Let’s face it, the Super Bowl is bigger than just football. Over the last 40 years it has become synonymous with chicken wings, half time shows, and most importantly - the commercials. It’s an advertiser’s dream to have that many eyeballs watching your brand at one time. That being said, not all brands seem to rise to the occasion. With only 30-60 seconds to make a mark, companies feel as though they have to make the biggest impact to get their money’s worth. Although most of them tend to try and use either humour or shock, this doesn’t always leave a positive impact. I want to spend a couple minutes right now and look back at some companies that created a great commercial and left a lasting impression because they stayed true to who their brand was.
When you think of E-trade, you think about how simple it is to buy, invest, and trade. Back in the early 00’s, E-trade itself knew their platform was straightforward, but they had to make sure the public did as well. Their campaign to show people the simplicity of their platform through a talking baby was either going to be dumb or genius. Fortunately, it was a huge success and became a focal point in their advertising for years. The day their ad dropped saw the largest spike in sign ups in the company history to date. The simplicity of the ad reflected the simplicity of the product. Talk about staying on brand.

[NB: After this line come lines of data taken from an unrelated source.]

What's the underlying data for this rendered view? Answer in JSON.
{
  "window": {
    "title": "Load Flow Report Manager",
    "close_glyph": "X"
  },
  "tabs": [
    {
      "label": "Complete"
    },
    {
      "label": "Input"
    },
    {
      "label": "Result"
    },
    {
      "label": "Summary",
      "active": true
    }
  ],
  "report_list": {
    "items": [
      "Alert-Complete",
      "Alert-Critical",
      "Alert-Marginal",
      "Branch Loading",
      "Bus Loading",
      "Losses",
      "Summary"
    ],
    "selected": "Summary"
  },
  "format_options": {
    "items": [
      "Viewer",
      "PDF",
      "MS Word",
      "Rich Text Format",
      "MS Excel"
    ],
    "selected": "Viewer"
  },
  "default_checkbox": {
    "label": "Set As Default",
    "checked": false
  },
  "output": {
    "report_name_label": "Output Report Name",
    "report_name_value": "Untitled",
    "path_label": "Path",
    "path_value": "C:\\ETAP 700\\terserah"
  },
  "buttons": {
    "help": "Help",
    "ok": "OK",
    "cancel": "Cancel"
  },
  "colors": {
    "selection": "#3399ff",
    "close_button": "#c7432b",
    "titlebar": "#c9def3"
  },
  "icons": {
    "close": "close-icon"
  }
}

Amazon is arguably the biggest company in the world right now. What started as an online bookstore went on to be the gold standard in online commerce in every other industry as well. Amazon offers services that have become so engrained with our culture that they’ve become the expectation for all other companies to keep up with. Obviously, one of the hottest industries going right now is smart home voice technology and Amazon’s Alexa is leading the charge. Their Super Bowl commercial in 2018 was a perfect way of showing us what a world without Alexa would be like. While our favourite celebrities added the laughs, where Amazon really succeeded was in driving home the point that Alexa is an integral part of our everyday life.

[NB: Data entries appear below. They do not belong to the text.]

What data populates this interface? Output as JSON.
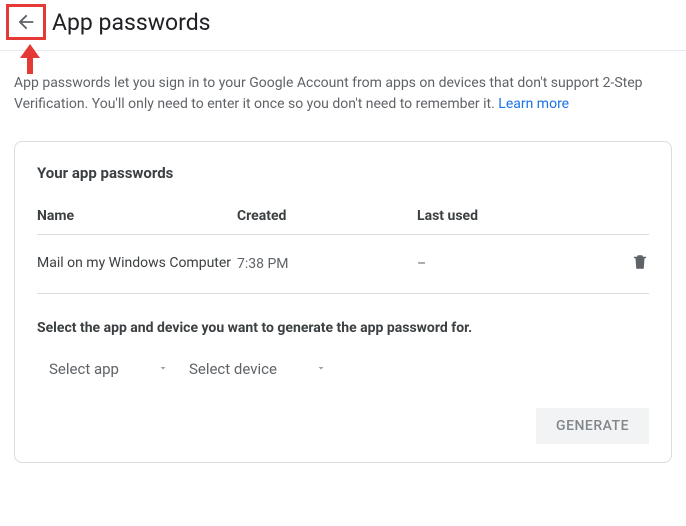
{
  "header": {
    "title": "App passwords"
  },
  "description": {
    "text": "App passwords let you sign in to your Google Account from apps on devices that don't support 2-Step Verification. You'll only need to enter it once so you don't need to remember it. ",
    "learn_more": "Learn more"
  },
  "card": {
    "title": "Your app passwords",
    "columns": {
      "name": "Name",
      "created": "Created",
      "last_used": "Last used"
    },
    "rows": [
      {
        "name": "Mail on my Windows Computer",
        "created": "7:38 PM",
        "last_used": "–"
      }
    ],
    "select_label": "Select the app and device you want to generate the app password for.",
    "select_app": "Select app",
    "select_device": "Select device",
    "generate": "GENERATE"
  }
}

When Budweiser was birthed almost 150 years ago, it had a simple slogan “The King of Beers.” Fast forward to the 90’s and Budweiser is one of the most popular beers in North America. The beer for the everyman. No one would have associated Budweiser as a beer for royalty. The brand didn’t take itself that seriously either. They understood that their identity was rooted in being accessible, affordable, and enjoyed with others. That’s why their 90’s “Wussup” commercial was such a massive success. It showed who they were while also creating one of the most popular catch phrases of the next decade.
This may not be a very popular choice compared to other lists but it resonated a lot with us. This is what we’re talking about when we say a company stays on brand in their advertising. Google knows who it is and, at its core, what it does. Google uses their most well known service - their iconic search engine - to connect with the universal human search for love. There’s no need to use humour or gimmicks to entertain; they simply stay true to who they are and show the power of their product and their keen understanding of their users to tell a great story.
Bridgestone’s reputation has always been excellent. Everything from their products to their corporate notoriety sets a great example. Their motto is “Serving society with superior quality;” and in this commercial we’re getting just that: a quality tire that can handle any situation, and a driver with the confidence in a great product. They also get bonus points for having screaming animals.
There is no recipe to building a winning advertisement, which is why all of the above commercials feel quite different. The common thread among them is that they reinforce the brand’s core mission and values. A good piece of marketing starts from a clear understanding of your brand identity.